Marianne Leuzinger-Bohleber
Professorin i. R. für Psychoanalyse an der Universität Kassel; Dr. phil.,
Geschäftsführende Direktorin des Sigmund-Freud-Instituts in Frankfurt
am Main; Lehranalytikerin (DPV); Visiting Professor: University College
London, Co-Vorsitzende des Research Boards der IPA for Europe, ­
Action Group der Society for Neuro-Psychoanalysis. Arbeitsgebiete:
klinische und empirische Forschung in der Psychoanalyse, Adoleszenz,
psychoanalytische Entwicklungspsychologie, Psychoanalyse und Cognitive
Science / Literaturwissenschaften / Wissenschaftstheorie. Aktuelle Publikationen: Psychoanalyse und Neurowissenschaften: Chancen – Grenzen –
Kontroversen, Kohlhammer-Verlag 2016. Migration, frühe Elternschaft und
die Weitergabe von Traumatisierungen (erscheint im März 2016).
August Ruhs
Univ.-Prof. i. R., Dr. med., Facharzt für Psychiatrie und Neurologie,
Lehr­analytiker im Wiener Arbeitskreis für Psychoanalyse (WAP/IPV),
Vorsitzender des WAP 2007–2015, Mitherausgeber der Zeitschrift
„texte. psychoanalyse. ästhetik. Kulturkritik“, Mitglied, Mitbegründer
und Vorsitzender der Neuen Wiener Gruppe/Lacan-Schule, Gründungs­
mitglied der AFP (Assoziation für die freudsche Psychoanalyse), zahl­reiche Publikationen, zuletzt: Lacan. Eine Einführung in die strukturale
­Psychoanalyse, Löcker Verlag 2010.
Michael Schröter
Dr. phil., lebt als freier Forscher und Autor in Berlin. Er hat mehrere Briefwechsel von Freud ediert und zahlreiche Aufsätze zur Freud-­Biographik
und zur Geschichte der Psychoanalyse geschrieben. Seit 2004 gibt er
Luzifer-Amor. Zeitschrift zur Geschichte der Psychoanalyse heraus.

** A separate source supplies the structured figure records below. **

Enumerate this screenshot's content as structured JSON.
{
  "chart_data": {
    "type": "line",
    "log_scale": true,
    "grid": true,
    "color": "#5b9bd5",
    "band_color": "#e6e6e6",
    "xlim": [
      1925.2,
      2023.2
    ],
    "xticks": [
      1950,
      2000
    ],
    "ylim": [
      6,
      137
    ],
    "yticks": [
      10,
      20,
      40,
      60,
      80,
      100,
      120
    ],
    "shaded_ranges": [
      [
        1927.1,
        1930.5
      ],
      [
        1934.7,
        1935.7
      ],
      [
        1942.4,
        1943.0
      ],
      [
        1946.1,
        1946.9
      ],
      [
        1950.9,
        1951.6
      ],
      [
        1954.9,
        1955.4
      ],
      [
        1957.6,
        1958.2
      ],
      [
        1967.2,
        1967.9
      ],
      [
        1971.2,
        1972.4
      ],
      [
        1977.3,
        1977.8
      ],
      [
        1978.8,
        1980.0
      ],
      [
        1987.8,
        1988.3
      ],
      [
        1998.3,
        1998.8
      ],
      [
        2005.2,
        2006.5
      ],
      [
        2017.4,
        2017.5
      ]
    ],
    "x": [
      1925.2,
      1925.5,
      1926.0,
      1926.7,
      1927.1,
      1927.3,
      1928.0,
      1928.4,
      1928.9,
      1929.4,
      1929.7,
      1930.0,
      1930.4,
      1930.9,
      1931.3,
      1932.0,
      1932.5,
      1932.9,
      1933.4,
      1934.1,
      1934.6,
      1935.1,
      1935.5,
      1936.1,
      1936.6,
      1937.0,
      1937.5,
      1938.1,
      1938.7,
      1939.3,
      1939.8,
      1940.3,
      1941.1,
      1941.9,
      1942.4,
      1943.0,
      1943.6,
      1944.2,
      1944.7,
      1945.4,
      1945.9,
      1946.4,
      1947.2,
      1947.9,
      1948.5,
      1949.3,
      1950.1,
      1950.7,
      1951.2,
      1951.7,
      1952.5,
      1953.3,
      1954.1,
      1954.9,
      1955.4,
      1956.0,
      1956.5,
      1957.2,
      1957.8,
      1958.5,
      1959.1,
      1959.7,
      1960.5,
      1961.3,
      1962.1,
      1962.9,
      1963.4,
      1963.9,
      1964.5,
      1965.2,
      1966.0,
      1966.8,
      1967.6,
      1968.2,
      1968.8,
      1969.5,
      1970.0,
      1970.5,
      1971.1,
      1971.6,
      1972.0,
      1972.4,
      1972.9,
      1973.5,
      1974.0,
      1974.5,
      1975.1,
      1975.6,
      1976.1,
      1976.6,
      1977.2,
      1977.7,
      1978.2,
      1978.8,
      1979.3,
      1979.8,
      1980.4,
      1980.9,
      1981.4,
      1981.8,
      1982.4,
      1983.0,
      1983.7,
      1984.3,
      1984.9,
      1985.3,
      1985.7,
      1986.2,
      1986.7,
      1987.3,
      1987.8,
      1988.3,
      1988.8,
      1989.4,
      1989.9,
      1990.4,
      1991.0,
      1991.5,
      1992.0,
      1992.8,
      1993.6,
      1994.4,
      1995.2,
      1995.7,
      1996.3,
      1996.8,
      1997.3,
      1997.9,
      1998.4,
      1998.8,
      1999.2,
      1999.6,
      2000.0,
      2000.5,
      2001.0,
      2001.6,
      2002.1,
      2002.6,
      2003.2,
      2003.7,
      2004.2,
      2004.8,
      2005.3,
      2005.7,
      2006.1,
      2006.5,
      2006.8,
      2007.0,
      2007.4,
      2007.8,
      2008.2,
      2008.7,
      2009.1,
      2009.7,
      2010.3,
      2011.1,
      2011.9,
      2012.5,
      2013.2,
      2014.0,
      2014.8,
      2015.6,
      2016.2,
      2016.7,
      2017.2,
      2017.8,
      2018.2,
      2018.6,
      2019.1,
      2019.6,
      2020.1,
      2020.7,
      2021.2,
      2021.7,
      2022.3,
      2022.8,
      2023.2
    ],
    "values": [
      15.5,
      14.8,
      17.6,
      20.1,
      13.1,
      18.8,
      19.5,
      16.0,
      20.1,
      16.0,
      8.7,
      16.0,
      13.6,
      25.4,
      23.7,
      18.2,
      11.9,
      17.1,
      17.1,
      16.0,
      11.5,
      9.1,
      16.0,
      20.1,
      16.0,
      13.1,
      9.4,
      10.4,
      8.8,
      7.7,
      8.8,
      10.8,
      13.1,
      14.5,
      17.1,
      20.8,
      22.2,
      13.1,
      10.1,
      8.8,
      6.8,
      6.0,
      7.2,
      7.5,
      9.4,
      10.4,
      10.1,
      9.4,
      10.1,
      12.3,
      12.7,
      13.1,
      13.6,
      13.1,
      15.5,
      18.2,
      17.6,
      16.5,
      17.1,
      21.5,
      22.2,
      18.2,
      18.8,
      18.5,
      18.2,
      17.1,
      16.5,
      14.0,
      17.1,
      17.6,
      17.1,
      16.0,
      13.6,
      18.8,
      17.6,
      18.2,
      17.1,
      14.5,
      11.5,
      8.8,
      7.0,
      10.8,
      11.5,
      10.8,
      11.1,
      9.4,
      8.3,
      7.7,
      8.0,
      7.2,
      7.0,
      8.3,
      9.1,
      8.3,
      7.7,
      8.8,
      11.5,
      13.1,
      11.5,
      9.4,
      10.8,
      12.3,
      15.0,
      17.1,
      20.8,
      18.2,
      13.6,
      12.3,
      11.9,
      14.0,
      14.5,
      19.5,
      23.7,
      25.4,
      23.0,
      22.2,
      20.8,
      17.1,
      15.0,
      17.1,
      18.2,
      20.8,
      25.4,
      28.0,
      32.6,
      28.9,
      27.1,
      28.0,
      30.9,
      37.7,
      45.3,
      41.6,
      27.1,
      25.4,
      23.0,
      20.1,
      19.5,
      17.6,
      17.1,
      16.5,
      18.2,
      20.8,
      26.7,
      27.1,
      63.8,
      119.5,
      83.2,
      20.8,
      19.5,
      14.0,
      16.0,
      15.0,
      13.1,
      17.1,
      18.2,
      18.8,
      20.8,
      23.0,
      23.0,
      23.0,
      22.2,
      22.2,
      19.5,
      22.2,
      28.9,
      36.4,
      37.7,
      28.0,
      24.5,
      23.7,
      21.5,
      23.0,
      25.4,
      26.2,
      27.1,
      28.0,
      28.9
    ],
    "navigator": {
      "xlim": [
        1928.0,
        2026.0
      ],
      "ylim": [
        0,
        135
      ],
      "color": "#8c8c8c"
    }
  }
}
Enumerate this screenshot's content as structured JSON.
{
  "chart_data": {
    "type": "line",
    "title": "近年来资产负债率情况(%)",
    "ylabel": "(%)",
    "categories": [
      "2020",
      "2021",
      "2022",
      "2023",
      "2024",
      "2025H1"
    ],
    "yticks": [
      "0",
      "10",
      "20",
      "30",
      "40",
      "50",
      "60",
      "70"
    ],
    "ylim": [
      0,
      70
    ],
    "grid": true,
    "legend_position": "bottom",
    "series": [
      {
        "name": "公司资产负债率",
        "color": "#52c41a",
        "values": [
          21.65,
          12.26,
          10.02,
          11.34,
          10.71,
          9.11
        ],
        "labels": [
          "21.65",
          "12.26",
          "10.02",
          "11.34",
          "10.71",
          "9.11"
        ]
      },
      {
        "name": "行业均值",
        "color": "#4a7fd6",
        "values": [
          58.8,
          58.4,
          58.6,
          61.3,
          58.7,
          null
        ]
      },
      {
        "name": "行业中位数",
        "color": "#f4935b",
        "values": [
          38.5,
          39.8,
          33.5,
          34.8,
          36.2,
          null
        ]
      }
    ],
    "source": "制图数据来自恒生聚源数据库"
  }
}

Letzte
Buchveröffentlichung (als Hg.): S. Freud & E. Bleuler: „Ich bin zuversichtlich,
wir erobern bald die Psychiatrie“. Briefwechsel 1904–1937 (Basel 2012).
Mark Solms
Univ.-Prof. für Neuropsychologie an der Universität Kapstadt und
Prä­sident der südafrikanischen Gesellschaft für Psychoanalyse. Solms
wurde durch seine neurobiologischen Arbeiten zum Traum bekannt, ­
die Freuds Traumtheorie weitgehend bestätigten. Er stammt aus Süd­afrika,
erhielt seine psychoanalytische Ausbildung aber in London. ­2000 gründete der die Internationale Gesellschaft für Neuropsycho­analyse. 2002 kehrte
er nach Südafrika zurück, wo er Leiter des Neuro­psychologie-Departments
an der Uni Kapstadt wurde. Seit 2013 ist er Vorsitzender des International
Research Board der IPA. Solms ist weiters der autorisierte Herausgeber
und Übersetzer der demnächst erscheinenden Revised Standard Edition
of the Complete Psychological Works of Sigmund Freud (24 vols), and the
Complete Neuroscientific Works of Sigmund Freud (4 vols).
Martin Teising
Prof. Dr. phil. Facharzt für Psychiatrie, Psychosomatische Medizin,
Lehr­analytiker der Deutschen Psychoanalytischen Vereinigung (DPV),
Vorsitzender der DPV 2010–2012, seit 2013 Präsident der Internationalen
Psychoanalytischen Universität Berlin, seit 2014 europäischer Repräsentant im Vorstand der International Psychoanalytischen Vereinigung.
Zuletzt gab er gemeinsam mit Frank Dammasch das Buch Das modernisierte Kind, Brandes & Apsel 2013 heraus.